Be wary of people who say they don’t see color or differences, just human beings.

“When someone says to me ‘I don’t see race, I don’t see differences.’ I say, ‘Go back and start again because that is not the process that is going to move us forward,’” said Tutu, who founded Nozizwe Consulting. The guiding principle of Nozizwe, which means Mother of Many Lands, is to bring different groups together to learn from and celebrate their differences and acknowledge their shared humanity.

Tutu said she isn’t ashamed of her race and culture but hasn’t liked some of the experiences she has had as a Black woman, especially living in apartheid South Africa.

Apartheid was a system of racial segregation and discrimination which existed in South Africa from 1948 to the early 1990s that was enforced by the white minority government.

“I believe God created me a Black woman because God needed me as a Black woman in this world at this time,” Tutu said.

The many ways we are different are absolutely necessary for the thriving, and the survival even, of our communities, country and world, Tutu told the crowd.
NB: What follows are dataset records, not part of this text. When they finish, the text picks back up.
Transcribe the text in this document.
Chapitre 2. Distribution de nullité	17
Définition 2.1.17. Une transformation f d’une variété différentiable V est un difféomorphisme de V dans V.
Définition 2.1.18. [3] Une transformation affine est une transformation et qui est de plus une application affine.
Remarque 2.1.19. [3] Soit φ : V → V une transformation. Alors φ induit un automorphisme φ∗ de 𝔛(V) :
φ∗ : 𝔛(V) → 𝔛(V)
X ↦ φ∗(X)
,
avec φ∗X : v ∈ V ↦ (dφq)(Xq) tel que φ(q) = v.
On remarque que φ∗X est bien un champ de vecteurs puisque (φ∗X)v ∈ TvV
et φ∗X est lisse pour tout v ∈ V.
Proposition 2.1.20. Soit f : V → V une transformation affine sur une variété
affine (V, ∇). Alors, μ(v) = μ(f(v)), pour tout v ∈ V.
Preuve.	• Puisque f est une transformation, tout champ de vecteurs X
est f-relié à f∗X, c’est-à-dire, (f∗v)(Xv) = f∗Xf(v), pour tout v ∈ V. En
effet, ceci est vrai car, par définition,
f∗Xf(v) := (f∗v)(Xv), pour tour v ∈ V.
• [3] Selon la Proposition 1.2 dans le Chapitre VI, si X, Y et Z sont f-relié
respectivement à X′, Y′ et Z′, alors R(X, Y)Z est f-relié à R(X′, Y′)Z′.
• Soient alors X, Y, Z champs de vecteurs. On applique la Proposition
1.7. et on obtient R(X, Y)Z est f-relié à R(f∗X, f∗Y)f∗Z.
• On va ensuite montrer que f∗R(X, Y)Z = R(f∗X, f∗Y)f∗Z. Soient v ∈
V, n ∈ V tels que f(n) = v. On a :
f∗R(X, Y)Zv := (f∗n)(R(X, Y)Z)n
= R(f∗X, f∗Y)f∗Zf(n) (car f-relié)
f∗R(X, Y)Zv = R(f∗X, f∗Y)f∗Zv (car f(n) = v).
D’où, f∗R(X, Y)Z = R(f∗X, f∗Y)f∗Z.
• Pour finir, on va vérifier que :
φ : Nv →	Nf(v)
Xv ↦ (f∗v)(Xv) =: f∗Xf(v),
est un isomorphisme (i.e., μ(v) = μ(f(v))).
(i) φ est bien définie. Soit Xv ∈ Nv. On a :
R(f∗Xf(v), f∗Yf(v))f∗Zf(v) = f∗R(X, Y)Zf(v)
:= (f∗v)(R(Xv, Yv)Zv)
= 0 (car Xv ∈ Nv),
“Each of us come with stories, with gifts, with challenges and with ideas,” she said. “If we close the door to someone because of the way they look, because of the way they worship, because of the way they love, then we are closing off an opportunity for ourselves to live a fully just world.

“We need each other,” she added. “We cannot survive, let alone experience the justice that is God’s peace, without recognizing and celebrating our shared humanity.”

We should be like children who notice differences and want to learn about them, Tutu said.

“All the time children ask questions about differences because they want to expand their mind of the world,” she said. “If we are those who say we strive for justice, then we have to start by being those who want to expand our knowledge of the world, to hear the stories that are not our story, to understand how people come to be in the situations in which they find themselves.”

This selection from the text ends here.